Perhatikan penjelasan diatas. Kita buat analogi agar mudah dipahami secara sederhana. Misal, katakanlah pendapatan Rp. 100.000 maka seharusnya pengeluaran juga Rp 100.000. Itu sehat. Lebih sehat lagi kalau Pendapatan Rp. 100.000. Belanja RP. 90.000. Itu artinya ada surplus Rp 10.000. Itu jempol. Patut kita puji presiden. Tetapi tahukah anda?. Sepanjang sejarah APBN era reformasi kita tidak pernah surplus. Selalu defisit. Makanya utang terus membesar, terutama era Jokowi. Utang awal dia berkuasa Rp. Rp 2,600 triliun. Kemarin Juni posisi utang kita sudah Rp7.800 triliun. Atau selama dia berkuasa nambah utang Rp. 5200 triliun. Itu sama saja utang selama Jokowi berkuasa dua kali lebih besar dari utang 6 presiden sebelummya.
Apa pasal?
Perhatikan pos belanja negara. Apa itu ? pembiayaan bunga utang, subsidi BBM dan subsidi non-BBM. Jumlah terus membesar. Setiap presiden terpilih tidak peduli berapa pendapatan negara. Anggaran subsidi BBM dan subsidi non-BBM tetap harus ada. Cara berpikir sangat politis. Engga mikir jangka panjang. Engga pernah mikir gimana restruktur APBN lewat rasionalisasi dan konsolidasi. Padahal tanpa keberanian melakukan transformasi lewat rasionalisasi APBN kita tidak punya hope di masa depan. Tapi apa hendak dikata, para elite politik dan presiden terjebak dalam pragmatisme.
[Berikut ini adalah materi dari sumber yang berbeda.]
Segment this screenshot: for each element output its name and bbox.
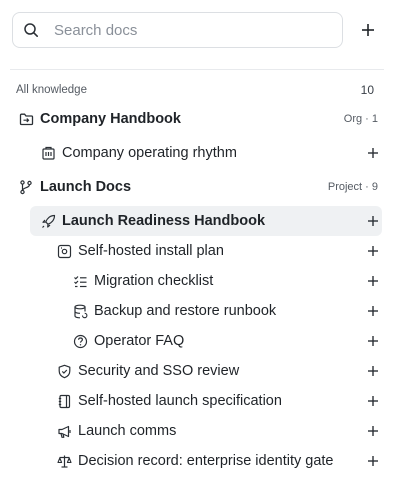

Karena subsidi besar itu maka wajar saja bila survey approval rating presiden diatas 70%. Itu sama saja sukses yang absurd.
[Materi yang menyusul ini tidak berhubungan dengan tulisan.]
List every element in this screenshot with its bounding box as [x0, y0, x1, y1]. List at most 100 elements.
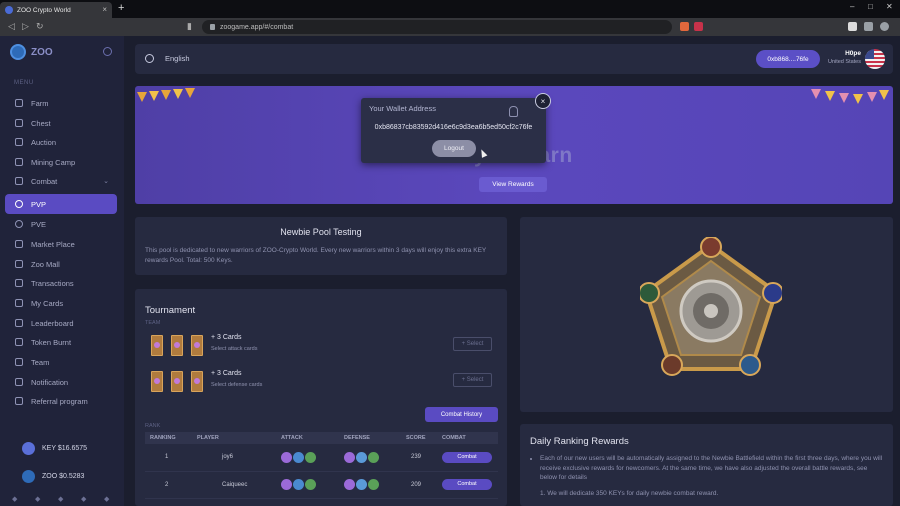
- tournament-card: Tournament TEAM + 3 Cards Select attack …: [135, 289, 507, 506]
- key-balance: KEY $16.6575: [22, 442, 87, 455]
- defense-cards-cell: [339, 471, 401, 499]
- extensions-icon[interactable]: [864, 22, 873, 31]
- sidebar-item-label: Team: [31, 357, 50, 367]
- sidebar-item-market-place[interactable]: Market Place: [5, 234, 117, 254]
- forward-button[interactable]: ▷: [22, 21, 29, 32]
- new-tab-button[interactable]: +: [118, 2, 124, 14]
- url-text: zoogame.app/#/combat: [220, 23, 294, 31]
- chevron-down-icon: ⌄: [103, 178, 109, 185]
- telegram-icon[interactable]: ◆: [35, 495, 40, 503]
- wallet-address-text[interactable]: 0xb86837cb83592d416e6c9d3ea6b5ed50cf2c76…: [361, 124, 546, 131]
- daily-rewards-item-1: 1. We will dedicate 350 KEYs for daily n…: [540, 490, 719, 497]
- defense-card-slot[interactable]: [191, 371, 203, 392]
- attack-card-slot[interactable]: [171, 335, 183, 356]
- sidebar-item-combat[interactable]: Combat ⌄: [5, 171, 117, 191]
- zoo-balance-text: ZOO $0.5283: [42, 473, 85, 480]
- user-name: H0pe: [845, 50, 861, 57]
- sidebar-item-mining-camp[interactable]: Mining Camp: [5, 152, 117, 172]
- sidebar-item-pve[interactable]: PVE: [5, 214, 117, 234]
- swords-icon: [15, 177, 23, 185]
- sidebar-item-label: Market Place: [31, 239, 75, 249]
- brand-name: ZOO: [31, 46, 53, 58]
- user-plus-icon: [15, 397, 23, 405]
- menu-heading: MENU: [14, 80, 34, 86]
- sidebar-item-pvp[interactable]: PVP: [5, 194, 117, 214]
- combat-history-button[interactable]: Combat History: [425, 407, 498, 422]
- defense-card-slot[interactable]: [151, 371, 163, 392]
- tab-close-icon[interactable]: ×: [102, 5, 107, 14]
- sidebar: ZOO MENU Farm Chest Auction Mining Camp …: [0, 36, 124, 506]
- wallet-address-button[interactable]: 0xb868....76fe: [756, 50, 820, 68]
- ranking-table: RANKING PLAYER ATTACK DEFENSE SCORE COMB…: [145, 432, 498, 499]
- popup-close-button[interactable]: ×: [535, 93, 551, 109]
- maximize-button[interactable]: □: [868, 2, 873, 11]
- us-flag-avatar[interactable]: [865, 49, 885, 69]
- address-bar[interactable]: zoogame.app/#/combat: [202, 20, 672, 34]
- daily-rewards-title: Daily Ranking Rewards: [530, 436, 629, 447]
- sidebar-item-notification[interactable]: Notification: [5, 372, 117, 392]
- sidebar-item-zoo-mall[interactable]: Zoo Mall: [5, 254, 117, 274]
- gavel-icon: [15, 138, 23, 146]
- bookmark-icon[interactable]: ▮: [187, 21, 192, 32]
- logout-button[interactable]: Logout: [432, 140, 476, 157]
- sidebar-item-transactions[interactable]: Transactions: [5, 273, 117, 293]
- col-ranking: RANKING: [145, 432, 192, 444]
- key-coin-icon: [22, 442, 35, 455]
- user-country: United States: [827, 59, 861, 65]
- wallet-extension-icon[interactable]: [848, 22, 857, 31]
- sidebar-item-team[interactable]: Team: [5, 352, 117, 372]
- daily-rewards-list: Each of our new users will be automatica…: [540, 454, 885, 486]
- wallet-address-popup: Your Wallet Address 0xb86837cb83592d416e…: [361, 98, 546, 163]
- browser-tab[interactable]: ZOO Crypto World ×: [0, 2, 112, 18]
- chest-icon: [15, 119, 23, 127]
- menu-icon[interactable]: [880, 22, 889, 31]
- cube-icon: [15, 299, 23, 307]
- attack-card-slot[interactable]: [151, 335, 163, 356]
- close-window-button[interactable]: ✕: [886, 2, 893, 11]
- select-attack-button[interactable]: + Select: [453, 337, 492, 351]
- attack-cards-cell: [276, 444, 339, 472]
- language-selector[interactable]: English: [165, 54, 190, 63]
- defense-cards-cell: [339, 444, 401, 472]
- team-label: TEAM: [145, 320, 161, 326]
- sidebar-item-label: My Cards: [31, 298, 64, 308]
- minimize-button[interactable]: –: [850, 2, 854, 11]
- view-rewards-button[interactable]: View Rewards: [479, 177, 547, 192]
- tournament-title: Tournament: [145, 305, 196, 316]
- popup-title: Your Wallet Address: [369, 104, 436, 113]
- combat-button[interactable]: Combat: [442, 479, 492, 490]
- discord-icon[interactable]: ◆: [81, 495, 86, 503]
- medium-icon[interactable]: ◆: [58, 495, 63, 503]
- back-button[interactable]: ◁: [8, 21, 15, 32]
- youtube-icon[interactable]: ◆: [104, 495, 109, 503]
- sidebar-item-token-burnt[interactable]: Token Burnt: [5, 332, 117, 352]
- select-defense-button[interactable]: + Select: [453, 373, 492, 387]
- sidebar-item-my-cards[interactable]: My Cards: [5, 293, 117, 313]
- reload-button[interactable]: ↻: [36, 21, 44, 32]
- combat-button[interactable]: Combat: [442, 451, 492, 463]
- attack-cards-hint: Select attack cards: [211, 346, 258, 352]
- sidebar-item-leaderboard[interactable]: Leaderboard: [5, 313, 117, 333]
- sidebar-item-farm[interactable]: Farm: [5, 93, 117, 113]
- settings-gear-icon[interactable]: [103, 47, 112, 56]
- sidebar-item-chest[interactable]: Chest: [5, 113, 117, 133]
- brave-rewards-icon[interactable]: [694, 22, 703, 31]
- twitter-icon[interactable]: ◆: [12, 495, 17, 503]
- zoo-logo-icon: [10, 44, 26, 60]
- brave-shield-icon[interactable]: [680, 22, 689, 31]
- sidebar-item-label: Leaderboard: [31, 318, 74, 328]
- defense-card-slot[interactable]: [171, 371, 183, 392]
- attack-card-slot[interactable]: [191, 335, 203, 356]
- top-header: English 0xb868....76fe H0pe United State…: [135, 44, 893, 74]
- token-icon: [15, 338, 23, 346]
- combat-cell: Combat: [437, 444, 498, 472]
- users-icon: [15, 358, 23, 366]
- theme-sun-icon[interactable]: [145, 54, 154, 63]
- brand[interactable]: ZOO: [10, 44, 53, 60]
- sidebar-item-referral-program[interactable]: Referral program: [5, 391, 117, 411]
- player-cell: Caiqueec: [192, 471, 276, 499]
- lock-icon: [210, 24, 215, 30]
- sidebar-item-label: Chest: [31, 118, 51, 128]
- browser-toolbar: ◁ ▷ ↻ ▮ zoogame.app/#/combat: [0, 18, 900, 36]
- sidebar-item-auction[interactable]: Auction: [5, 132, 117, 152]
Apa dampaknya?. Mari hitung sederhana. Pendapatan Rp. 100.000 sementara pengeluaran Rp. 110.000. Itu artinya defisit Rp. 10.000 atau 10% dari APBN. Biar engga kelihatan besar defisit. Maka rasio defisit ditetapkan berdasarkan PDB maksimum 3%. Sebagai catatan PDB itu hanya catatan statistik ( agregat) bukan real. Sementara defisit itu real. Uang benaran. Nah kalau PDB Rp. 500.000. Maka 3% itu sama dengan 15.000. Selanjutnya total APBN sebesar Rp. 115.000. Untuk tambal bolong APBN itu, Pemerintah ajukan utang sebesar Rp. 15.000. Utang dalam negeri lewat penerbitan SBN dan utang luar negeri terbitkan global bond dan pinjaman ke lembaga multilateral fund.
Tahukah anda. Walau APBN besar Rp. 115.000. Namun hanya sebesar Rp. 5000 itulah yang menjadi diskresi presiden untuk kerja nyata yang bisa dirasakan oleh rakyat, seperti bangun jalan negara, pelabuhan umum dan lain lain. Itu yang dimaksud dengan ruang fiskal. Bayangkan hanya Rp 5000 untuk kerja nyata. Selama kekuasaan Jokowi, ruang fiskal rata rata 3,5% dari PDB . Artinya semakin kecil ruang fiskal semakin engga kerja presiden. Atau auto pilot doang. Sampai disini paham ya.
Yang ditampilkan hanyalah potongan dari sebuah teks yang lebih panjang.